Por outro lado, Ingram (1989) sugere uma divisão mais específica,
considerando cinco etapas de desenvolvimento da linguagem, a saber: a) pré-
linguistico (0-12 meses, b) enunciados de uma palavra (12-18 meses), d) primeiras
combinações (18-24 meses), e) frases simples (> 24 meses) e finalmente f) frases
complexas. Deste modo, verificamos que não há consenso relativamente aos
períodos de aquisição/desenvolvimento linguístico infantil.
Inês Sim-Sim (1998) também estabelece etapas de desenvolvimento e
aquisição da linguagem na criança.
Na tabela 2 apresentamos marcos de desenvolvimento na fase pré-linguística,
não só ao nível da produção vocal, mas também da compreensão e da
discriminação da fala. A compreensão do significado de sequências fonológicas
constitui uma mudança significativa, que marca o fim da etapa pré-linguística (SIM-
SIM, 1998).
Idade Desenvolvimento da Linguagem
17
Nascimento Reflexo de orientação e localização da fonte sonora; preferência pela voz materna. Choro e som vegetativo.
1-2 semanas Distinção entre a voz e outros sons.
1-2 meses Discriminação na base do fonema. Sorriso social. Choro com intenção de comunicar.
2 meses Discriminação entre vozes que expressam carinho ou zanga. Palreio e risos. Inicio do domínio da regra básica da conversação: o turn taking.
3-9 meses Palreio e lalação. Identificação de padrões de entoação e ritmo.
9-13 meses Compreensão das sequências fonológicas em contexto – se perguntarmos onde está alguém, vira-se para essa pessoa e dá os braços.

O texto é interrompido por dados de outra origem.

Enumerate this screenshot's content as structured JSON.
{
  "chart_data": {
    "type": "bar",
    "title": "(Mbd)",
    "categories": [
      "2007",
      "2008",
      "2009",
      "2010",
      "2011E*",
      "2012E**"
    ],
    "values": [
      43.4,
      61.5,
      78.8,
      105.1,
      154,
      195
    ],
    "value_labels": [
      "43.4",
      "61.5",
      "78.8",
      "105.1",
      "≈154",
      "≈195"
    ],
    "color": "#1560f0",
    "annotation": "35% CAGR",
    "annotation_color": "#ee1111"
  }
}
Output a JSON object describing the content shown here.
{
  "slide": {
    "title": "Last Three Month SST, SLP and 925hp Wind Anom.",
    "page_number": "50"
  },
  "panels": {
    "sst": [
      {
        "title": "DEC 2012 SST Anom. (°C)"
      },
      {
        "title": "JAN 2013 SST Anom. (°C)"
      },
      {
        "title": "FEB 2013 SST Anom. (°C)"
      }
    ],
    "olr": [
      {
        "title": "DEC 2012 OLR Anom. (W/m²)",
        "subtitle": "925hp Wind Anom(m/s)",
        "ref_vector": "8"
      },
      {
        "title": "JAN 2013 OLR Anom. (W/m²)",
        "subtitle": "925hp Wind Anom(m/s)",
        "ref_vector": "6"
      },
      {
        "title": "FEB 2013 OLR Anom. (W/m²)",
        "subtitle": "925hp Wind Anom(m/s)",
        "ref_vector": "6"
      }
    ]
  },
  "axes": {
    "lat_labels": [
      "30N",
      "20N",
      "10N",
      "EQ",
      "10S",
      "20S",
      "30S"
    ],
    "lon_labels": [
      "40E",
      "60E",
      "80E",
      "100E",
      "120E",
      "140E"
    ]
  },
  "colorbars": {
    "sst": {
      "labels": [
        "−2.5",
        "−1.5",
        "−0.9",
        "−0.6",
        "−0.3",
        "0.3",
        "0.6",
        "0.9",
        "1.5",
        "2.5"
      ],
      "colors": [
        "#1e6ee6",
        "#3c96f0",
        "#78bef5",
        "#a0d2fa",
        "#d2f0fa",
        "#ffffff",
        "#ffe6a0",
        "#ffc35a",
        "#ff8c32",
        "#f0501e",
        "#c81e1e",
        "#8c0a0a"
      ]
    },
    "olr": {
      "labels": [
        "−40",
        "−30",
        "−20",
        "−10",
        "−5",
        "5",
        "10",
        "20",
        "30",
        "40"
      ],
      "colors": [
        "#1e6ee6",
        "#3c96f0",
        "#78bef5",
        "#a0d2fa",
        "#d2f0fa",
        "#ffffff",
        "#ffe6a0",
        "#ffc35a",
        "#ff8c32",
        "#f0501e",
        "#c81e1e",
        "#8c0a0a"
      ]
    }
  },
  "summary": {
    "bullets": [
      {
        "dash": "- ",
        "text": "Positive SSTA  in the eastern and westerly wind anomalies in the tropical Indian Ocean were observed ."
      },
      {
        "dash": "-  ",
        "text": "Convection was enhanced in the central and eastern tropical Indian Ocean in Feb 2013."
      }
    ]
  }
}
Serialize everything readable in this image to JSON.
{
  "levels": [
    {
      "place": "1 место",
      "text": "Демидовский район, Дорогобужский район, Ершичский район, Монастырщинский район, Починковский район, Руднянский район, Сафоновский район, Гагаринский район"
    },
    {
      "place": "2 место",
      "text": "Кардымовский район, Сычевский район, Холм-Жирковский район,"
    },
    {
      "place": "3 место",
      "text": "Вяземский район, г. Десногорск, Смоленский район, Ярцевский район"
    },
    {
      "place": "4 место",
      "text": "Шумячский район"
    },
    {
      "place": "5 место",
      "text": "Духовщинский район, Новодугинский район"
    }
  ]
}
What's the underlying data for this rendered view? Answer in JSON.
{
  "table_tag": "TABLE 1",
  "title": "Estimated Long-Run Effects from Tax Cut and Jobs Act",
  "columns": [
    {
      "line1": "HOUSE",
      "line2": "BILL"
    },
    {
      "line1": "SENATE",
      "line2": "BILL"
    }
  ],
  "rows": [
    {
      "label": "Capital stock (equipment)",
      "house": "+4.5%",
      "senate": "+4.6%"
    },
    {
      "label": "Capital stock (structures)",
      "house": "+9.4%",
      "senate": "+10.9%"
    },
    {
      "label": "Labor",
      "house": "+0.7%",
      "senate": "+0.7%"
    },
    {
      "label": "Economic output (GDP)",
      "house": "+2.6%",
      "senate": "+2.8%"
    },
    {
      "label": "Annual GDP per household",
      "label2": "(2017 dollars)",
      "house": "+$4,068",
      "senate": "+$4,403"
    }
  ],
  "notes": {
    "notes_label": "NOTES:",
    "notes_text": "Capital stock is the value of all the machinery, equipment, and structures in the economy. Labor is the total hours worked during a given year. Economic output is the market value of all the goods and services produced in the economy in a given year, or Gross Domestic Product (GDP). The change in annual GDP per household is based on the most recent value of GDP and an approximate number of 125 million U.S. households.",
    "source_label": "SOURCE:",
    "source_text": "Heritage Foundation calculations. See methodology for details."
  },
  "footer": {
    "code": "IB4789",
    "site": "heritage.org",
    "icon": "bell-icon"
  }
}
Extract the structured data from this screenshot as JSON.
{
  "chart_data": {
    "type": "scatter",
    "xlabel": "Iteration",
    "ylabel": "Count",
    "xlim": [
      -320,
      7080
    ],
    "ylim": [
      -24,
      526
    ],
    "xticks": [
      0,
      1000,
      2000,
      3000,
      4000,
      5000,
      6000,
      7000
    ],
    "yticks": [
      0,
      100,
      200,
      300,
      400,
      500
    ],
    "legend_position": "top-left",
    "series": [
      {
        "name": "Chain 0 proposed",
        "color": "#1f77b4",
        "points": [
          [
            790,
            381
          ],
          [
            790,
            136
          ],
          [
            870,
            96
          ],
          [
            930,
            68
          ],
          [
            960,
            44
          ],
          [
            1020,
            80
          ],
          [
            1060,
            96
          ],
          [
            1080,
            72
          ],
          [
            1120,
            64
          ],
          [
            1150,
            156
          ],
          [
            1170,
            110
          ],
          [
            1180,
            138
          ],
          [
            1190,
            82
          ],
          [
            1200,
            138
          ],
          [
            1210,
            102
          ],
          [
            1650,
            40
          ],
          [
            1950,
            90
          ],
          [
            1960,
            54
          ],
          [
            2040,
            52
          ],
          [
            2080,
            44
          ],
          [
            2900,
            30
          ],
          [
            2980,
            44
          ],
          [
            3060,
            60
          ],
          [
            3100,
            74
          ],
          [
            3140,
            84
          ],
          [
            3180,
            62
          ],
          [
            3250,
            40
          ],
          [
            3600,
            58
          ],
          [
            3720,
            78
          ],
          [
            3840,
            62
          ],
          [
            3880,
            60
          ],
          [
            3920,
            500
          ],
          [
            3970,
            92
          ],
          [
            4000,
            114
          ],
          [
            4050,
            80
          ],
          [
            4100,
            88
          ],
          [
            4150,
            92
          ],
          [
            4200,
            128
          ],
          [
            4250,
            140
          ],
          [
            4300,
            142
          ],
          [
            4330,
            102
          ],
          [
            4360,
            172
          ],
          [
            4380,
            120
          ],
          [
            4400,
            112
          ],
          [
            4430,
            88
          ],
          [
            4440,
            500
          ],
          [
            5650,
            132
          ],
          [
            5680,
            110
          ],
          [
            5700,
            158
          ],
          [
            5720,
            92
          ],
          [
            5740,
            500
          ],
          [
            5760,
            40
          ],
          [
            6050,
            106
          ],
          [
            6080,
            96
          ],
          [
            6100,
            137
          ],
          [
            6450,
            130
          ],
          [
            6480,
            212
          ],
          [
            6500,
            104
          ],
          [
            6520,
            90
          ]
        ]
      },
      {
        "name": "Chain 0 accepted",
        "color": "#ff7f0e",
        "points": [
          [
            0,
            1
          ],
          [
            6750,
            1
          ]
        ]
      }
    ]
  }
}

Tabela 2- Marcos do desenvolvimento na fase pré-linguística (adaptado de SIM-SIM, 1998)
O período linguístico começa quando é atribuído um significado à produção
sonora, com a produção das primeiras palavras. Na tabela 3 são apresentados os
principais marcos de desenvolvimento da linguagem até aos 6 anos.
Idades Desenvolvimento da Linguagem
12 meses Diz as primeiras palavras. Compreende muitas palavras familiares e ordens simples combinadas com gestos.
18 meses Conhece algumas partes constituintes do corpo. Encontra objectos pedidos. Faz brincadeiras simbólicas com miniaturas. Produz cerca de 30 a 40 palavras. Começa a combinar 2 palavras.
24 meses Segue instruções que envolvam dois conceitos verbais. Tem um vocabulário de cerca de 150 palavras. Combina 2 ou 3 palavras.
30 meses Entende os primeiros verbos e instruções envolvendo até 3 conceitos.
36 meses Conhece diversas cores. Reconhece plurais, pronomes que diferenciam o sexo e adjectivos. Início do uso de artigos, plurais, proposições e verbos auxiliares. A nível fonológico, faz a discriminação de nível adulto para os sons da língua materna.
18
48 meses Inicia a aprendizagem de conceitos abstractos (duro, mole…). Compreende a utilização de “se”, “porque” e “quanto”. Entende cerca de 1500 a 2000 palaras. Forma frases corretas, faz perguntas, usa a negativa, fala de acontecimentos passados e antecipa futuros.
4-6 anos Indicadores de consciência fonológica. Extinção de todos os processos fonológicos por volta dos 5 anos
Tabela 3 – Marcos do desenvolvimento da fase linguística (SCHIRMER et al., 2004, SIM-SIM, 1998)
Fromkim & Rodman (1993) consideram que a língua é adquirida por fases e
que cada fase sucessiva se aproxima mais da gramática do adulto.
Embora possamos encontrar, segundo diferentes autores, diversas formas de
apresentar as etapas do desenvolvimento linguístico da criança dos 0-3 anos,
parece-nos claro a unanimidade existente entre os vários autores ao diferenciarem
dois períodos cruciais deste desenvolvimento: o pré-linguístico e o linguístico. A pré-
linguagem é um momento de aprendizagem linguística durante a qual todas as
estruturas neurofisiológicas e psicológicas se preparam para outra etapa que requer,
a estes dois níveis, destrezas satisfatórias para continuar o percurso de apropriação
de todas as “nuances”, em todos os níveis da linguagem (Lima, 2000).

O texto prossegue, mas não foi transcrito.